There’s a suspense side-plot of sorts involving Richard Runyon, James’s cousin and next in line to inherit the title. Richard wants to be the duke, and he’ll stoop at nothing to get it. And make no mistake, he could not be more villainous short of planting a giant red neon sign on his head that says “PSYCHOTIC VILLAIN HERE” with a blinky arrow that points down, and maybe cueing Darth Vader’s theme every time he walks onto a scene. Allow me to bust out a little bulleted list.
- He’s bisexual, and as y’all know, all you need to do to make a romance novel villain Super Evil++ is to have him be a Connoisseur of Cock.
- He rapes women.
- He kills with little to no provocation.
- He’s sadistic.
- This one is actually pretty funny: When Richard is enraged, he starts breaking shit. Throughout the book, he tosses and flings aside glasses, dishes, cream pots and teapots with great zest and abandon. No wonder he wants to succeed to the title and fortune so badly; replacing all the china and breakable tchotchkes he’s thrown about in a blind rage—and he’s in a blind rage A LOT—has to cost a mint.
Worst of all, the author never really bothers explaining why Richard is so insane. No, wait, actually she kind of does. It’s spoiler-ish, though, so you know what to do. Brace yourself, it’s a really, really stupid reason. Apparently Richard’s this way because his dad spanked him when he was four years old for being mean to James. No, I’m not kidding. I wish I was. That’s all the motivation the reader is provided for Richard’s batshittiness. GAAAH.
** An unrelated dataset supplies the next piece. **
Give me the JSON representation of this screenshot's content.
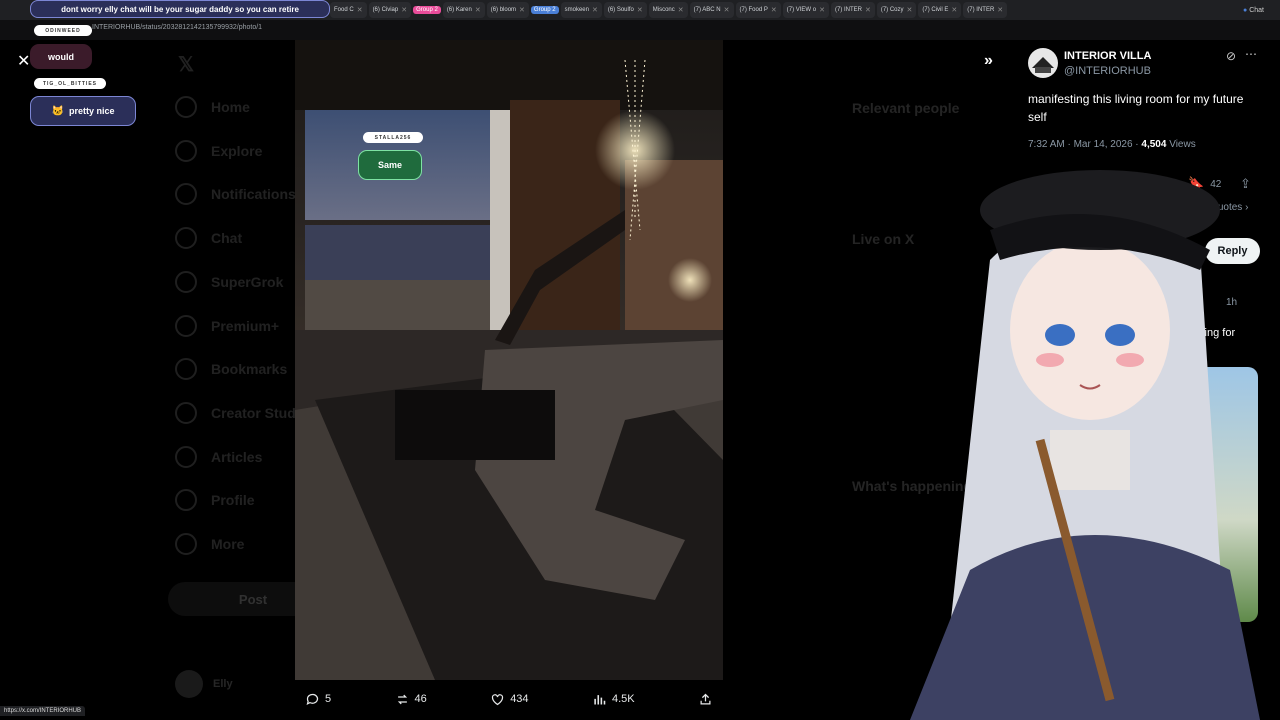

The book also contains a very amateurish mistake near the end of the book, but this isn’t just the author’s fault because the editors should’ve caught it, too. One moment James and Sarah are engaged and the announcement is in the papers (causing Richard fly into a passion and fling yet another piece of china at his hapless lover’s head), the next moment they’re getting married and nobody in the book has any idea they were engaged in the first place. Not only that, but an event that took place over 100 pages before and several weeks ago is also referenced as having taken place just the previous night. Whoever the copy editor is for this book, she needs to be deprived of cookies until she learns to do her job properly. Bad copy editor, no sweeties for you! *slaps wrist*
Despite the multitude of problems—a plot that doesn’t make much sense, the silliest villain I’ve ever encountered, a heroine who’s an annoying prig, a hero who’s nice enough but is pretty much unremarkable, and for the bonus round, a big honkin’ continuity mistake—the book was surprisingly readable. The tone swings wildly from Regency England ("making micefeet of things") to twentieth-century American (”Okay, sweetheart"), but given the other problems, this actually didn’t bother me too much. There were spots though, such as the very beginning of the book, that had a pleasant liveliness to it, and those few spots were what saved this book from the Dreaded F.
*A side note: Romance novel heroes really need to learn to masturbate instead of walking around with a persistent hard-on all through the book. Really, it’s not that hard. *pause, snicker* OK, it IS hard, but if you take matters in your own hands and give the matters a little rub-a-dub-dub, it takes care of things quite nicely and the hardness subsides. See? Congratulations, you’re now a 28-year-old who has finally learned to master his domain, something most males figure out by the time they’re 13.